A major downside risk is that AMD is in a highly competitive industry with many deep-pocketed competitors like Intel (INTC) but it has a well-known brand name and it continues to get its chips in many key products. Earlier this year, AMD announced a deal to manufacture chips for the new Sony (SNE) PlayStation 4 game console and the next-generation Xbox from Microsoft (MSFT). However, these new developments have not begun to significantly improve financial results in 2013, as analysts expect the company to post a full-year loss of about 12 cents per share. In 2014, analysts expect revenues to jump from about $5.25 billion (in 2013) to $5.84 billion and profits to come in at 13 cents per share.
AMD shares have seen huge spikes in the share price many times in the past 25 years and extreme lows. For example, in the early 90s you could have bought the stock for just around a couple of bucks, then the stock rose sharply into the teens and then surged to about $45 per share during the 2000-2001 Internet and tech stock boom. The stock subsequently dropped below $5 in the tech stock crash, only to rise again to about $40 per share before the financial crisis of 2008. This shows that the company has been a survivor, and that buying the stock when many investors are bearish and when it is trading below $5 per share, has paid off historically.
About a year ago, AMD bought a company called "SeaMicro" which developed new technology that could allow it to compete in the server market that is currently dominated by Intel, which has a 96% share of the market. This could add significant revenues for AMD in 2014. At least one analyst believes this is very promising for the company and a Barron's.com article details the bullish outlook; it states:
"This time could be different. SeaMicro's technology looks good; its management team, astute; and the market opportunities, promising. One newly converted bull, Dan Niles, who bought AMD this year after being negative on its prospects last year, thinks the shares could go to over $8. Niles, who works at AlphaOne Capital Partners, sees this happening if AMD's revenue grows to $7 billion by 2015, and if its stock multiple of enterprise value to trailing 12-month sales rises from 0.7 times now to 1.3 times, which would bring it closer to Intel's 2.2. He considers this very possible."

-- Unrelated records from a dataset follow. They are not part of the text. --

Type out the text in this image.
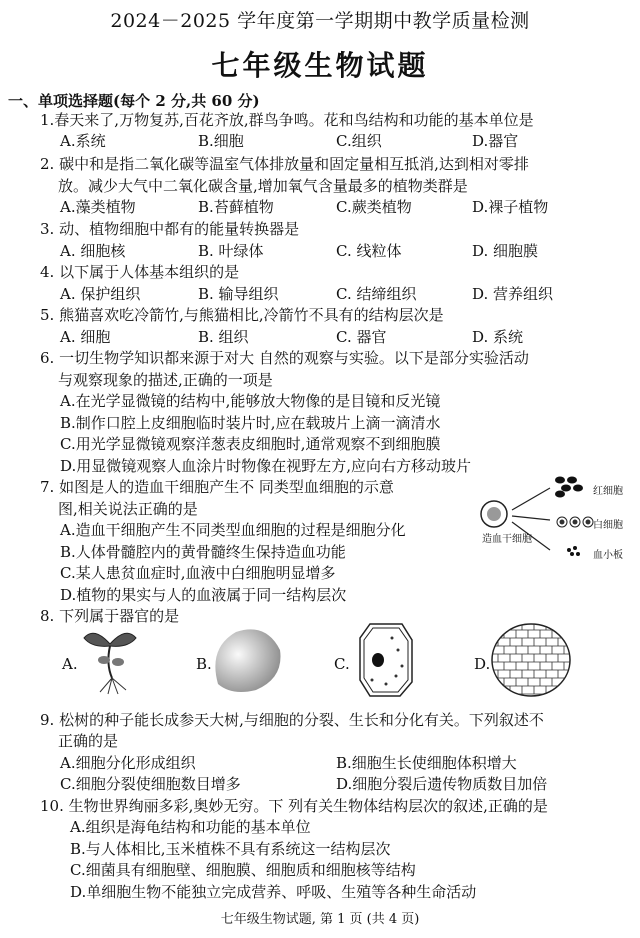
2024－2025 学年度第一学期期中教学质量检测
七年级生物试题
一、单项选择题(每个 2 分,共 60 分)
1.春天来了,万物复苏,百花齐放,群鸟争鸣。花和鸟结构和功能的基本单位是
A.系统	B.细胞	C.组织	D.器官
2. 碳中和是指二氧化碳等温室气体排放量和固定量相互抵消,达到相对零排
放。减少大气中二氧化碳含量,增加氧气含量最多的植物类群是
A.藻类植物	B.苔藓植物	C.蕨类植物	D.裸子植物
3. 动、植物细胞中都有的能量转换器是
A. 细胞核	B. 叶绿体	C. 线粒体	D. 细胞膜
4. 以下属于人体基本组织的是
A. 保护组织	B. 输导组织	C. 结缔组织	D. 营养组织
5. 熊猫喜欢吃冷箭竹,与熊猫相比,冷箭竹不具有的结构层次是
A. 细胞	B. 组织	C. 器官	D. 系统
6. 一切生物学知识都来源于对大 自然的观察与实验。以下是部分实验活动
与观察现象的描述,正确的一项是
A.在光学显微镜的结构中,能够放大物像的是目镜和反光镜
B.制作口腔上皮细胞临时装片时,应在载玻片上滴一滴清水
C.用光学显微镜观察洋葱表皮细胞时,通常观察不到细胞膜
D.用显微镜观察人血涂片时物像在视野左方,应向右方移动玻片
7. 如图是人的造血干细胞产生不 同类型血细胞的示意
图,相关说法正确的是
A.造血干细胞产生不同类型血细胞的过程是细胞分化
B.人体骨髓腔内的黄骨髓终生保持造血功能
C.某人患贫血症时,血液中白细胞明显增多
D.植物的果实与人的血液属于同一结构层次
造血干细胞
红细胞
白细胞
血小板
8. 下列属于器官的是
A.	B.	C.	D.
9. 松树的种子能长成参天大树,与细胞的分裂、生长和分化有关。下列叙述不
正确的是
A.细胞分化形成组织	B.细胞生长使细胞体积增大
C.细胞分裂使细胞数目增多	D.细胞分裂后遗传物质数目加倍
10. 生物世界绚丽多彩,奥妙无穷。下 列有关生物体结构层次的叙述,正确的是
A.组织是海龟结构和功能的基本单位
B.与人体相比,玉米植株不具有系统这一结构层次
C.细菌具有细胞壁、细胞膜、细胞质和细胞核等结构
D.单细胞生物不能独立完成营养、呼吸、生殖等各种生命活动
七年级生物试题, 第 1 页 (共 4 页)
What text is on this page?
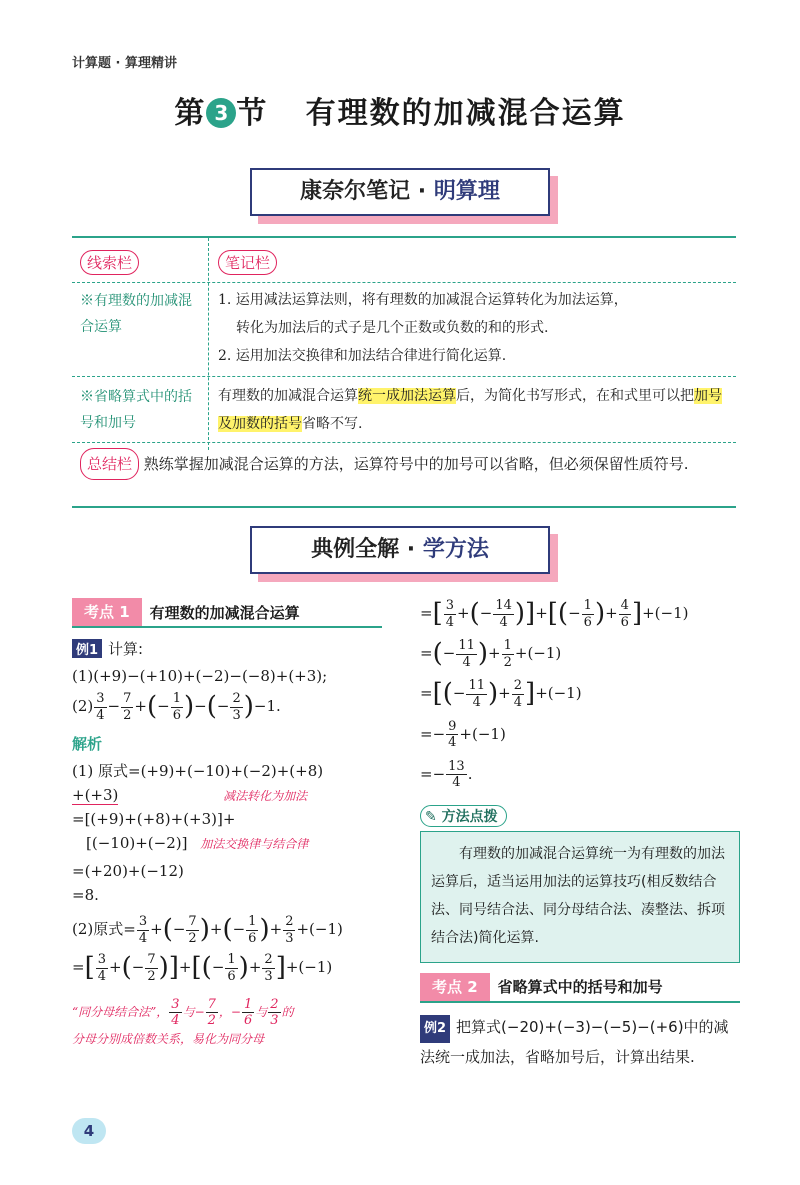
计算题 · 算理精讲
第 3 节 有理数的加减混合运算
康奈尔笔记 · 明算理
线索栏	笔记栏
※有理数的加减混合运算
1. 运用减法运算法则，将有理数的加减混合运算转化为加法运算，
转化为加法后的式子是几个正数或负数的和的形式.
2. 运用加法交换律和加法结合律进行简化运算.
※省略算式中的括号和加号
有理数的加减混合运算统一成加法运算后，为简化书写形式，在和式里可以把加号及加数的括号省略不写.
总结栏 熟练掌握加减混合运算的方法，运算符号中的加号可以省略，但必须保留性质符号.
典例全解 · 学方法
考点 1	有理数的加减混合运算
例1 计算:
(1)(+9)−(+10)+(−2)−(−8)+(+3);
$(2) \frac{3}{4} - \frac{7}{2}$ +(− $\frac{1}{6}$ )−(− $\frac{2}{3} )-1$.
解析
(1) 原式=(+9)+(−10)+(−2)+(+8)
+(+3)	减法转化为加法
=[(+9)+(+8)+(+3)]+
[(−10)+(−2)] 加法交换律与结合律
=(+20)+(−12)
=8.
(2)原式= $\frac{3}{4}$ +(− $\frac{7}{2}$ )+(− $\frac{1}{6}$ )+ $\frac{2}{3} +(-1)$
=[ $\frac{3}{4}$ +(− $\frac{7}{2}$ )]+[(− $\frac{1}{6}$ )+ $\frac{2}{3} ]+(-1)$
“同分母结合法”， $\frac{3}{4}$ 与− $\frac{7}{2}$ ，− $\frac{1}{6}$ 与 $\frac{2}{3}$ 的
分母分别成倍数关系，易化为同分母
=[ $\frac{3}{4}$ +(− $\frac{14}{4}$ )]+[(− $\frac{1}{6}$ )+ $\frac{4}{6} ]+(-1)$
=(− $\frac{11}{4}$ )+ $\frac{1}{2} +(-1)$
=[(− $\frac{11}{4}$ )+ $\frac{2}{4} ]+(-1)$
=− $\frac{9}{4} +(-1)$
=− $\frac{13}{4}$ .
✎ 方法点拨
有理数的加减混合运算统一为有理数的加法运算后，适当运用加法的运算技巧(相反数结合法、同号结合法、同分母结合法、凑整法、拆项结合法)简化运算.
考点 2	省略算式中的括号和加号
例2 把算式(−20)+(−3)−(−5)−(+6)中的减法统一成加法，省略加号后，计算出结果.
4
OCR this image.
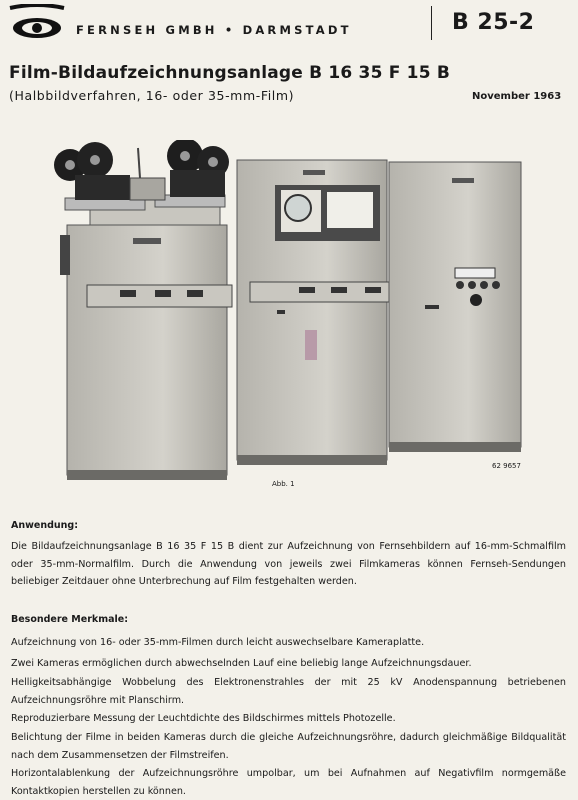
FERNSEH GMBH • DARMSTADT	B 25-2
Film-Bildaufzeichnungsanlage B 16 35 F 15 B
(Halbbildverfahren, 16- oder 35-mm-Film)	November 1963
Abb. 1
62 9657
Anwendung:
Die Bildaufzeichnungsanlage B 16 35 F 15 B dient zur Aufzeichnung von Fernsehbildern auf 16-mm-Schmalfilm oder 35-mm-Normalfilm. Durch die Anwendung von jeweils zwei Filmkameras können Fernseh-Sendungen beliebiger Zeitdauer ohne Unterbrechung auf Film festgehalten werden.
Besondere Merkmale:
Aufzeichnung von 16- oder 35-mm-Filmen durch leicht auswechselbare Kameraplatte.
Zwei Kameras ermöglichen durch abwechselnden Lauf eine beliebig lange Aufzeichnungsdauer.
Helligkeitsabhängige Wobbelung des Elektronenstrahles der mit 25 kV Anodenspannung betriebenen Aufzeichnungsröhre mit Planschirm.
Reproduzierbare Messung der Leuchtdichte des Bildschirmes mittels Photozelle.
Belichtung der Filme in beiden Kameras durch die gleiche Aufzeichnungsröhre, dadurch gleichmäßige Bildqualität nach dem Zusammensetzen der Filmstreifen.
Horizontalablenkung der Aufzeichnungsröhre umpolbar, um bei Aufnahmen auf Negativfilm normgemäße Kontaktkopien herstellen zu können.
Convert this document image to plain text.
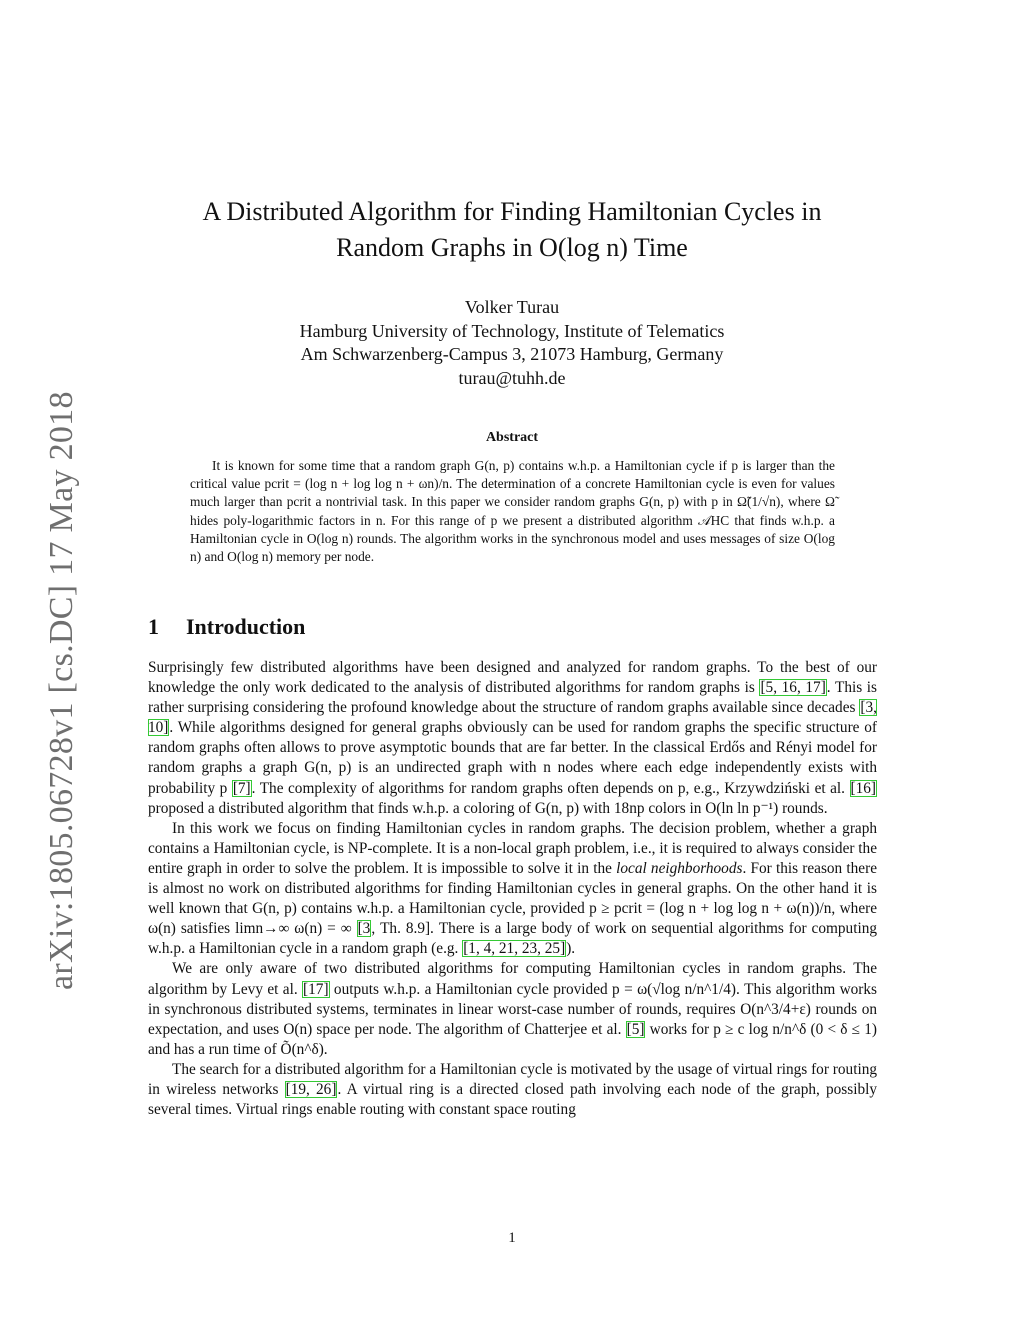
arXiv:1805.06728v1 [cs.DC] 17 May 2018
A Distributed Algorithm for Finding Hamiltonian Cycles in
Random Graphs in O(log n) Time
Volker Turau
Hamburg University of Technology, Institute of Telematics
Am Schwarzenberg-Campus 3, 21073 Hamburg, Germany
turau@tuhh.de
Abstract
It is known for some time that a random graph G(n, p) contains w.h.p. a Hamiltonian cycle if p is larger than the critical value pcrit = (log n + log log n + ωn)/n. The determination of a concrete Hamiltonian cycle is even for values much larger than pcrit a nontrivial task. In this paper we consider random graphs G(n, p) with p in Ω̃(1/√n), where Ω̃ hides poly-logarithmic factors in n. For this range of p we present a distributed algorithm 𝒜HC that finds w.h.p. a Hamiltonian cycle in O(log n) rounds. The algorithm works in the synchronous model and uses messages of size O(log n) and O(log n) memory per node.
1 Introduction

Surprisingly few distributed algorithms have been designed and analyzed for random graphs. To the best of our knowledge the only work dedicated to the analysis of distributed algorithms for random graphs is [5, 16, 17]. This is rather surprising considering the profound knowledge about the structure of random graphs available since decades [3, 10]. While algorithms designed for general graphs obviously can be used for random graphs the specific structure of random graphs often allows to prove asymptotic bounds that are far better. In the classical Erdős and Rényi model for random graphs a graph G(n, p) is an undirected graph with n nodes where each edge independently exists with probability p [7]. The complexity of algorithms for random graphs often depends on p, e.g., Krzywdziński et al. [16] proposed a distributed algorithm that finds w.h.p. a coloring of G(n, p) with 18np colors in O(ln ln p⁻¹) rounds.

In this work we focus on finding Hamiltonian cycles in random graphs. The decision problem, whether a graph contains a Hamiltonian cycle, is NP-complete. It is a non-local graph problem, i.e., it is required to always consider the entire graph in order to solve the problem. It is impossible to solve it in the local neighborhoods. For this reason there is almost no work on distributed algorithms for finding Hamiltonian cycles in general graphs. On the other hand it is well known that G(n, p) contains w.h.p. a Hamiltonian cycle, provided p ≥ pcrit = (log n + log log n + ω(n))/n, where ω(n) satisfies limn→∞ ω(n) = ∞ [3, Th. 8.9]. There is a large body of work on sequential algorithms for computing w.h.p. a Hamiltonian cycle in a random graph (e.g. [1, 4, 21, 23, 25]).

We are only aware of two distributed algorithms for computing Hamiltonian cycles in random graphs. The algorithm by Levy et al. [17] outputs w.h.p. a Hamiltonian cycle provided p = ω(√log n/n^1/4). This algorithm works in synchronous distributed systems, terminates in linear worst-case number of rounds, requires O(n^3/4+ε) rounds on expectation, and uses O(n) space per node. The algorithm of Chatterjee et al. [5] works for p ≥ c log n/n^δ (0 < δ ≤ 1) and has a run time of Õ(n^δ).

The search for a distributed algorithm for a Hamiltonian cycle is motivated by the usage of virtual rings for routing in wireless networks [19, 26]. A virtual ring is a directed closed path involving each node of the graph, possibly several times. Virtual rings enable routing with constant space routing

1
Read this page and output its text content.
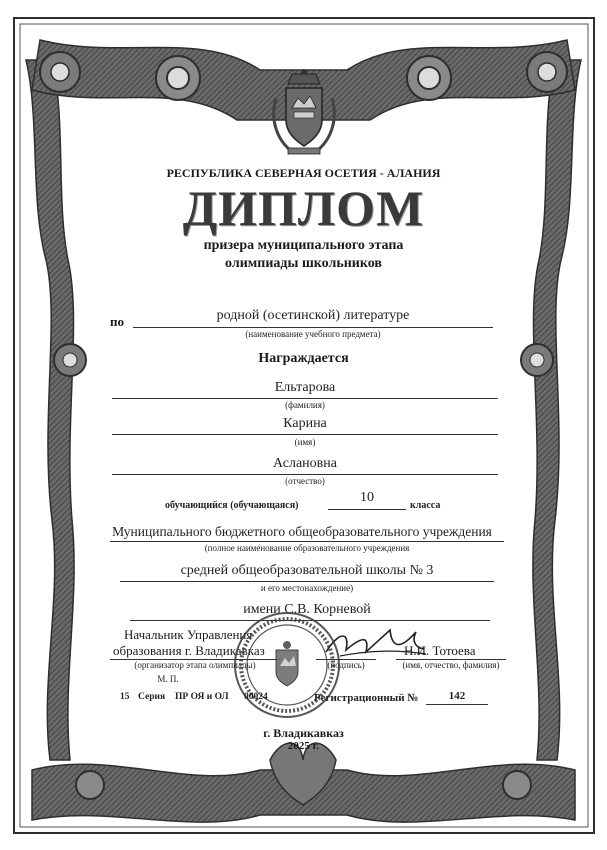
РЕСПУБЛИКА СЕВЕРНАЯ ОСЕТИЯ - АЛАНИЯ
ДИПЛОМ
призера муниципального этапа
олимпиады школьников
по	родной (осетинской) литературе
(наименование учебного предмета)
Награждается
Ельтарова
(фамилия)
Карина
(имя)
Аслановна
(отчество)
обучающийся (обучающаяся)
10
класса
Муниципального бюджетного общеобразовательного учреждения
(полное наименование образовательного учреждения
средней общеобразовательной школы № 3
и его местонахождение)
имени С.В. Корневой
Начальник Управления
образования г. Владикавказ
(организатор этапа олимпиады)
М. П.
(подпись)
Н.И. Тотоева
(имя, отчество, фамилия)
15 Серия ПР ОЯ и ОЛ 00024	Регистрационный №	142
г. Владикавказ
2025 г.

When companies are posting losses or are not highly profitable, risks can be heightened for investors and it is even more important that the company has a solid balance sheet. Thankfully, AMD has plenty of cash, about $1 billion worth and around $2 billion in debt. The substantial cash balance gives the company financial flexibility and it reduces risks for investors. With the shares now trading for just over $3, and way below its former all-time highs and even 52-week high, this is a stock that may still face some downside risks, but which could be limited at these levels and more than worth taking when considering the long-term upside.
Here are some key points for AMD:
- Current share price: $3.30
- The 52-week range is $1.81 to $4.65
- Earnings estimates for 2013: a loss of 12 cents per share
- Earnings estimates for 2014: a profit of 13 cents per share
- Annual dividend: none
Data is sourced from Yahoo Finance. No guarantees or representations are made. Hawkinvest is not a registered investment advisor and does not provide specific investment advice. The information is for informational purposes only. You should always consult a financial advisor.